Despite being grounded — Q (Ben Whishaw) has injected Bond with something called “smart blood,” an intravenous tracking device which allows the powers that be to know his movements at all times — Bond manages to steal a multi-million dollar Aston Martin prototype and smuggle it to Rome before anybody notices. Here he encounters Lucia Sciarra (Monica Bellucci), the not-so-grieving widow of the man he killed in Mexico. It’s a throwaway role, offering little other than plot point delivery and joylessly routine seduction, and Bellucci handles it more with resignation than any great conviction.
But Lucia gives Bond a vital clue, which sends him to a meeting of the shady organization that turns out to be SPECTRE. There he first encounters his ultimate foe: softly spoken sociopath Franz Oberhauser (Christoph Waltz), alias … well, let’s just say he has a penchant for white Persian cats. We are also introduced to this episode’s formidable evil henchman: Mr. Jinx (Dave Bautista), who demonstrates his fitness for the position by thumbing his rival’s eyeballs out of their sockets during the interview.
It’s an auspicious start to the job, but like so much else in this film, Mr. Jinx invites us to reference past Bond movies, only to end up lesser by comparison. He lacks the amiable relentlessness of Jaws or the stylish efficiency of Oddjob. In fairness, there was not much Bautista could do to flesh out the role. He only gets one word of dialogue.
Mr. Jinx does get to pursue Bond through the streets of Rome at night in a car chase which is notable for the fact that the streets are eerily deserted. This Bond film is empty, both emotionally and literally. There’s a later encounter on a luxury train which seems to have only three passengers, all of whom are trying to kill each other.
In what may or may not be his final outing in the role, Craig remains one of the series’ main assets. His Bond is permanently pissed off. His reaction to anything — shrapnel, heavy traffic, sexual attraction — is a grimace of irritation. He is paired with Léa Seydoux’s Madeleine Swann, the daughter of an assassin. It’s a photogenic match but it lacks the screen-melting chemistry he shared with Eva Green in “Casino Royale.”
Perhaps it’s unavoidable since there have been so many double-O outings before this one, but “Spectre” frequently feels as though it is picking over the corpses of the films that came before. The Day of the Dead opener, for example, evokes the New Orleans funeral parade at the start of “Live And Let Die.” And a needlessly complicated brain-drilling contraption that Bond finds himself strapped into is every bit as inefficient as Auric Goldfinger’s laser castration device.

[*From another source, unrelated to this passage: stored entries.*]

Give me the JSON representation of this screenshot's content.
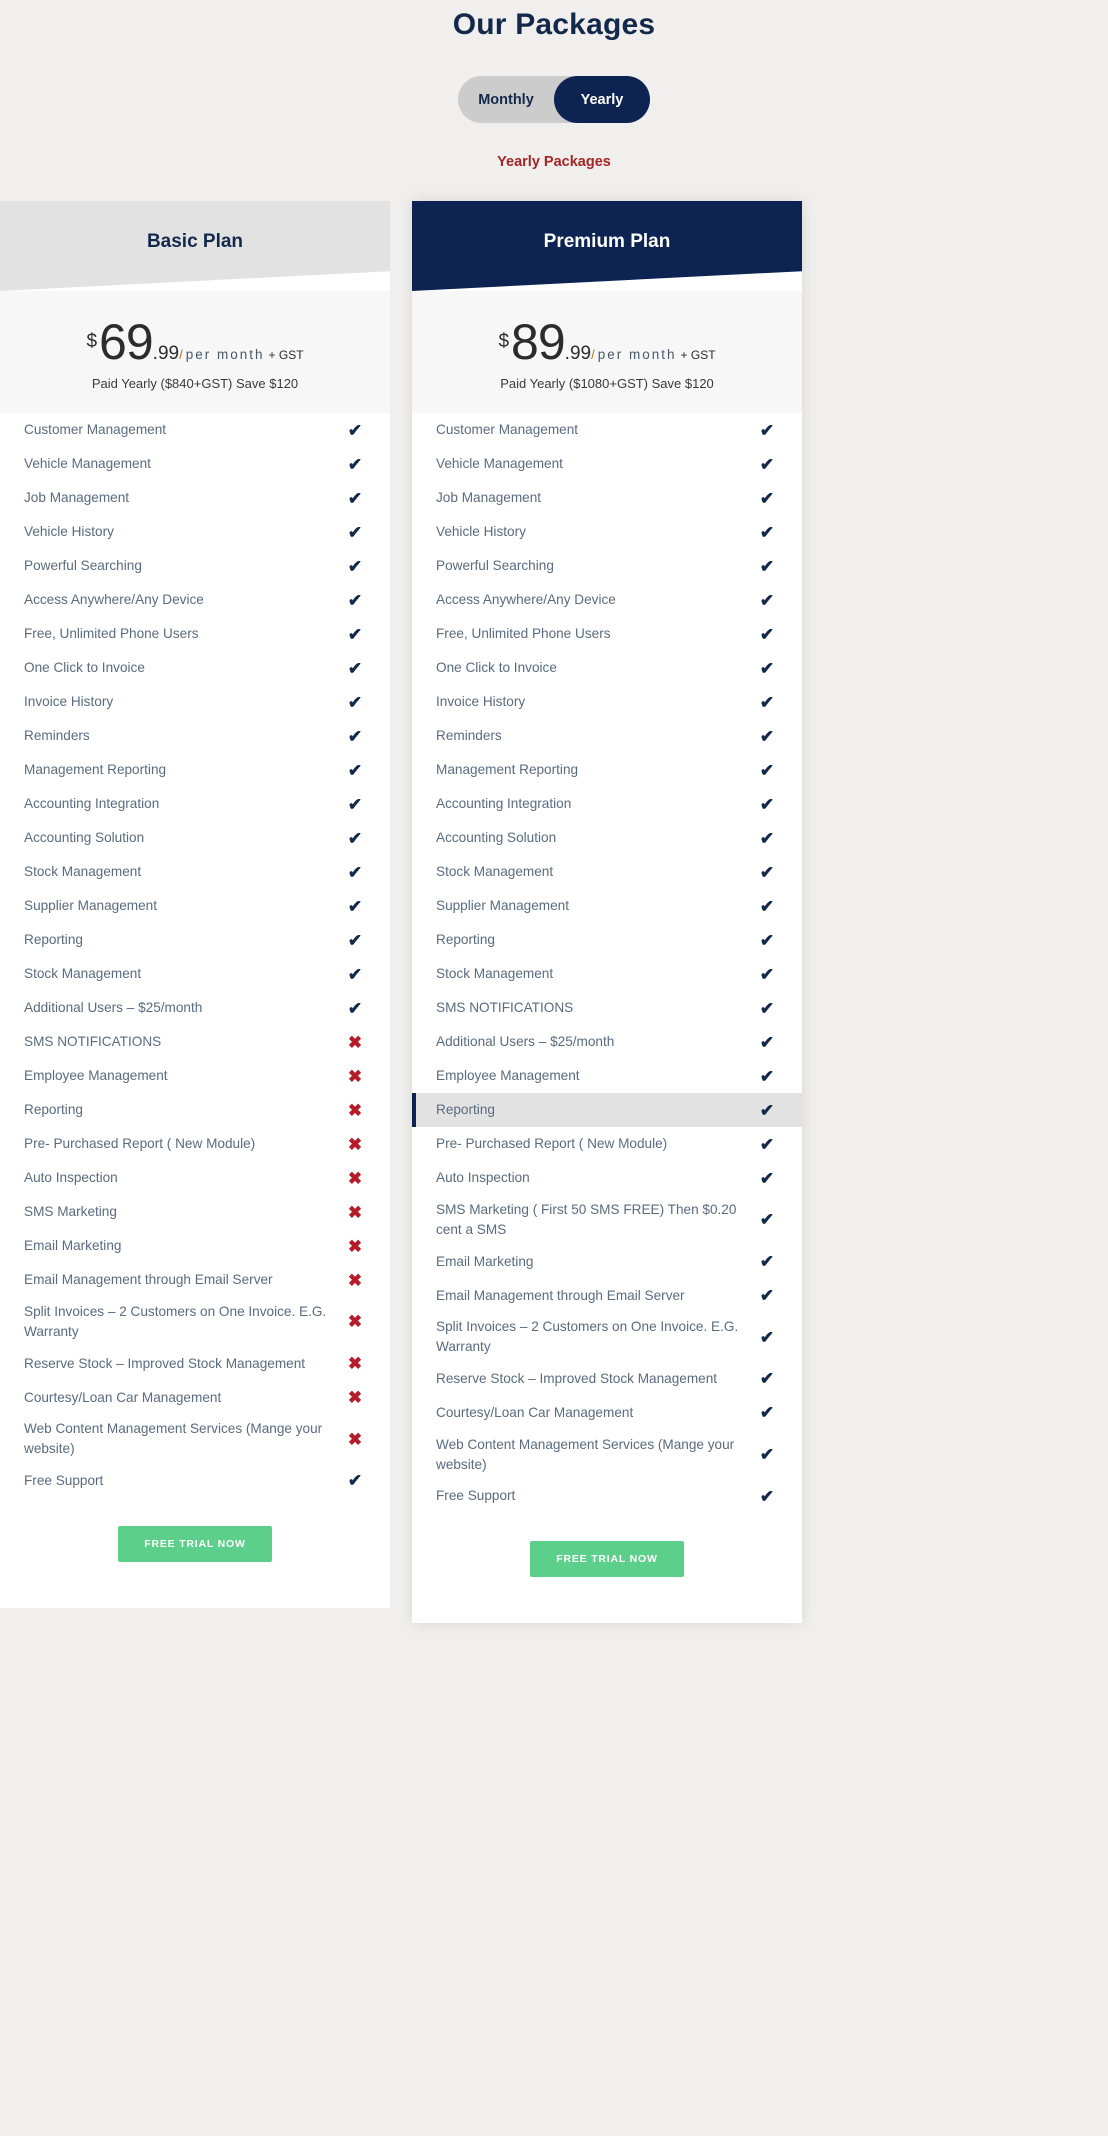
{
  "header": {
    "title": "Our Packages",
    "toggle": {
      "monthly_label": "Monthly",
      "yearly_label": "Yearly",
      "selected": "Yearly"
    },
    "subtitle": "Yearly Packages",
    "accent_color": "#0d2352",
    "subtitle_color": "#a32525"
  },
  "plans": [
    {
      "name": "Basic Plan",
      "currency": "$",
      "amount": "69",
      "cents": ".99",
      "slash": "/",
      "per": "per month",
      "gst": "+ GST",
      "paid_note": "Paid Yearly ($840+GST) Save $120",
      "cta_label": "FREE TRIAL NOW",
      "features": [
        {
          "label": "Customer Management",
          "mark": "yes"
        },
        {
          "label": "Vehicle Management",
          "mark": "yes"
        },
        {
          "label": "Job Management",
          "mark": "yes"
        },
        {
          "label": "Vehicle History",
          "mark": "yes"
        },
        {
          "label": "Powerful Searching",
          "mark": "yes"
        },
        {
          "label": "Access Anywhere/Any Device",
          "mark": "yes"
        },
        {
          "label": "Free, Unlimited Phone Users",
          "mark": "yes"
        },
        {
          "label": "One Click to Invoice",
          "mark": "yes"
        },
        {
          "label": "Invoice History",
          "mark": "yes"
        },
        {
          "label": "Reminders",
          "mark": "yes"
        },
        {
          "label": "Management Reporting",
          "mark": "yes"
        },
        {
          "label": "Accounting Integration",
          "mark": "yes"
        },
        {
          "label": "Accounting Solution",
          "mark": "yes"
        },
        {
          "label": "Stock Management",
          "mark": "yes"
        },
        {
          "label": "Supplier Management",
          "mark": "yes"
        },
        {
          "label": "Reporting",
          "mark": "yes"
        },
        {
          "label": "Stock Management",
          "mark": "yes"
        },
        {
          "label": "Additional Users – $25/month",
          "mark": "yes"
        },
        {
          "label": "SMS NOTIFICATIONS",
          "mark": "no"
        },
        {
          "label": "Employee Management",
          "mark": "no"
        },
        {
          "label": "Reporting",
          "mark": "no"
        },
        {
          "label": "Pre- Purchased Report ( New Module)",
          "mark": "no"
        },
        {
          "label": "Auto Inspection",
          "mark": "no"
        },
        {
          "label": "SMS Marketing",
          "mark": "no"
        },
        {
          "label": "Email Marketing",
          "mark": "no"
        },
        {
          "label": "Email Management through Email Server",
          "mark": "no"
        },
        {
          "label": "Split Invoices – 2 Customers on One Invoice. E.G. Warranty",
          "mark": "no"
        },
        {
          "label": "Reserve Stock – Improved Stock Management",
          "mark": "no"
        },
        {
          "label": "Courtesy/Loan Car Management",
          "mark": "no"
        },
        {
          "label": "Web Content Management Services (Mange your website)",
          "mark": "no"
        },
        {
          "label": "Free Support",
          "mark": "yes"
        }
      ]
    },
    {
      "name": "Premium Plan",
      "currency": "$",
      "amount": "89",
      "cents": ".99",
      "slash": "/",
      "per": "per month",
      "gst": "+ GST",
      "paid_note": "Paid Yearly ($1080+GST) Save $120",
      "cta_label": "FREE TRIAL NOW",
      "features": [
        {
          "label": "Customer Management",
          "mark": "yes"
        },
        {
          "label": "Vehicle Management",
          "mark": "yes"
        },
        {
          "label": "Job Management",
          "mark": "yes"
        },
        {
          "label": "Vehicle History",
          "mark": "yes"
        },
        {
          "label": "Powerful Searching",
          "mark": "yes"
        },
        {
          "label": "Access Anywhere/Any Device",
          "mark": "yes"
        },
        {
          "label": "Free, Unlimited Phone Users",
          "mark": "yes"
        },
        {
          "label": "One Click to Invoice",
          "mark": "yes"
        },
        {
          "label": "Invoice History",
          "mark": "yes"
        },
        {
          "label": "Reminders",
          "mark": "yes"
        },
        {
          "label": "Management Reporting",
          "mark": "yes"
        },
        {
          "label": "Accounting Integration",
          "mark": "yes"
        },
        {
          "label": "Accounting Solution",
          "mark": "yes"
        },
        {
          "label": "Stock Management",
          "mark": "yes"
        },
        {
          "label": "Supplier Management",
          "mark": "yes"
        },
        {
          "label": "Reporting",
          "mark": "yes"
        },
        {
          "label": "Stock Management",
          "mark": "yes"
        },
        {
          "label": "SMS NOTIFICATIONS",
          "mark": "yes"
        },
        {
          "label": "Additional Users – $25/month",
          "mark": "yes"
        },
        {
          "label": "Employee Management",
          "mark": "yes"
        },
        {
          "label": "Reporting",
          "mark": "yes",
          "highlight": true
        },
        {
          "label": "Pre- Purchased Report ( New Module)",
          "mark": "yes"
        },
        {
          "label": "Auto Inspection",
          "mark": "yes"
        },
        {
          "label": "SMS Marketing ( First 50 SMS FREE) Then $0.20 cent a SMS",
          "mark": "yes"
        },
        {
          "label": "Email Marketing",
          "mark": "yes"
        },
        {
          "label": "Email Management through Email Server",
          "mark": "yes"
        },
        {
          "label": "Split Invoices – 2 Customers on One Invoice. E.G. Warranty",
          "mark": "yes"
        },
        {
          "label": "Reserve Stock – Improved Stock Management",
          "mark": "yes"
        },
        {
          "label": "Courtesy/Loan Car Management",
          "mark": "yes"
        },
        {
          "label": "Web Content Management Services (Mange your website)",
          "mark": "yes"
        },
        {
          "label": "Free Support",
          "mark": "yes"
        }
      ]
    }
  ],
  "icons": {
    "check": "✔",
    "cross": "✖"
  }
}
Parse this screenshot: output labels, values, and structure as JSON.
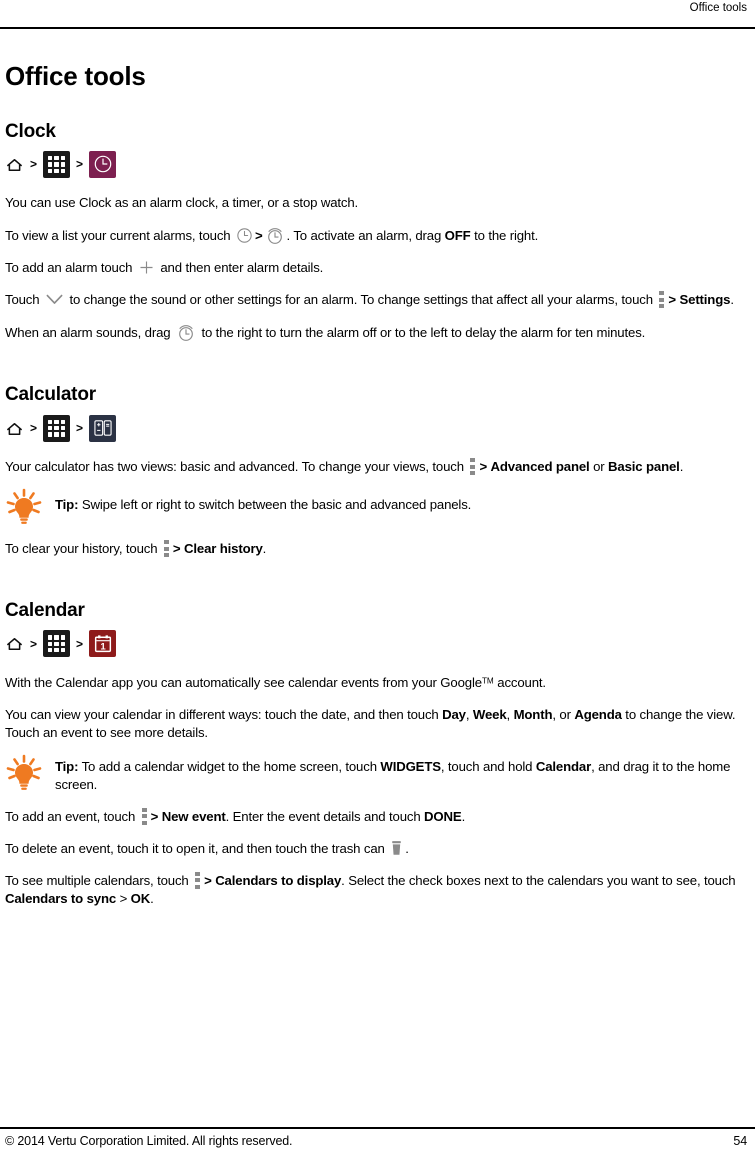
{
  "header": {
    "running_title": "Office tools"
  },
  "page_title": "Office tools",
  "sections": {
    "clock": {
      "title": "Clock",
      "breadcrumb": {
        "home_icon": "home-icon",
        "separator": ">",
        "apps_icon": "apps-grid-icon",
        "app_icon": "clock-app-icon"
      },
      "p1": "You can use Clock as an alarm clock, a timer, or a stop watch.",
      "p2_a": "To view a list your current alarms, touch ",
      "p2_sep": ">",
      "p2_b": ". To activate an alarm, drag ",
      "p2_bold": "OFF",
      "p2_c": " to the right.",
      "p3_a": "To add an alarm touch ",
      "p3_b": " and then enter alarm details.",
      "p4_a": "Touch ",
      "p4_b": " to change the sound or other settings for an alarm. To change settings that affect all your alarms, touch ",
      "p4_sep": ">",
      "p4_bold": "Settings",
      "p4_c": ".",
      "p5_a": "When an alarm sounds, drag ",
      "p5_b": " to the right to turn the alarm off or to the left to delay the alarm for ten minutes."
    },
    "calculator": {
      "title": "Calculator",
      "breadcrumb": {
        "home_icon": "home-icon",
        "separator": ">",
        "apps_icon": "apps-grid-icon",
        "app_icon": "calculator-app-icon"
      },
      "p1_a": "Your calculator has two views: basic and advanced. To change your views, touch ",
      "p1_sep": ">",
      "p1_bold1": "Advanced panel",
      "p1_mid": " or ",
      "p1_bold2": "Basic panel",
      "p1_c": ".",
      "tip_label": "Tip:",
      "tip_text": " Swipe left or right to switch between the basic and advanced panels.",
      "p2_a": "To clear your history, touch ",
      "p2_sep": ">",
      "p2_bold": "Clear history",
      "p2_c": "."
    },
    "calendar": {
      "title": "Calendar",
      "breadcrumb": {
        "home_icon": "home-icon",
        "separator": ">",
        "apps_icon": "apps-grid-icon",
        "app_icon": "calendar-app-icon"
      },
      "p1_a": "With the Calendar app you can automatically see calendar events from your Google",
      "p1_tm": "TM",
      "p1_b": " account.",
      "p2_a": "You can view your calendar in different ways: touch the date, and then touch ",
      "p2_b1": "Day",
      "p2_sep1": ", ",
      "p2_b2": "Week",
      "p2_sep2": ", ",
      "p2_b3": "Month",
      "p2_sep3": ", or ",
      "p2_b4": "Agenda",
      "p2_c": " to change the view. Touch an event to see more details.",
      "tip_label": "Tip:",
      "tip_a": " To add a calendar widget to the home screen, touch ",
      "tip_b1": "WIDGETS",
      "tip_mid": ", touch and hold ",
      "tip_b2": "Calendar",
      "tip_c": ", and drag it to the home screen.",
      "p3_a": "To add an event, touch ",
      "p3_sep": ">",
      "p3_bold1": "New event",
      "p3_b": ". Enter the event details and touch ",
      "p3_bold2": "DONE",
      "p3_c": ".",
      "p4_a": "To delete an event, touch it to open it, and then touch the trash can ",
      "p4_b": ".",
      "p5_a": "To see multiple calendars, touch ",
      "p5_sep": ">",
      "p5_bold1": "Calendars to display",
      "p5_b": ". Select the check boxes next to the calendars you want to see, touch ",
      "p5_bold2": "Calendars to sync",
      "p5_sep2": " > ",
      "p5_bold3": "OK",
      "p5_c": "."
    }
  },
  "footer": {
    "copyright": "© 2014 Vertu Corporation Limited. All rights reserved.",
    "page_number": "54"
  },
  "colors": {
    "clock_tile": "#7d2050",
    "calculator_tile": "#2b3244",
    "calendar_tile": "#8e1b1b",
    "apps_tile": "#1a1a1a",
    "tip_bulb": "#ef7a21",
    "icon_grey": "#8a8a8a"
  }
}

Fittingly, it is information, rather than some genocidal superweapon, which is the threat to humanity in this installment. A global surveillance network is about to be launched — and the film rather quaintly suggests that a global surveillance network is something you can just switch off by fiddling around on a laptop for a few minutes, but that aside, the idea is timely and perhaps not too far removed from the truth.
“Spectre” is strongest is when it explores the central theme: What is the point of men like Bond in an era where information is power and drones can do his job without racking up an eye-watering bar tab and dry cleaning bill? Is he an outmoded relic of a bygone age? While the character’s relevance may still be subject for debate, the franchise doesn’t do its best work at justifying its continued existence this time around.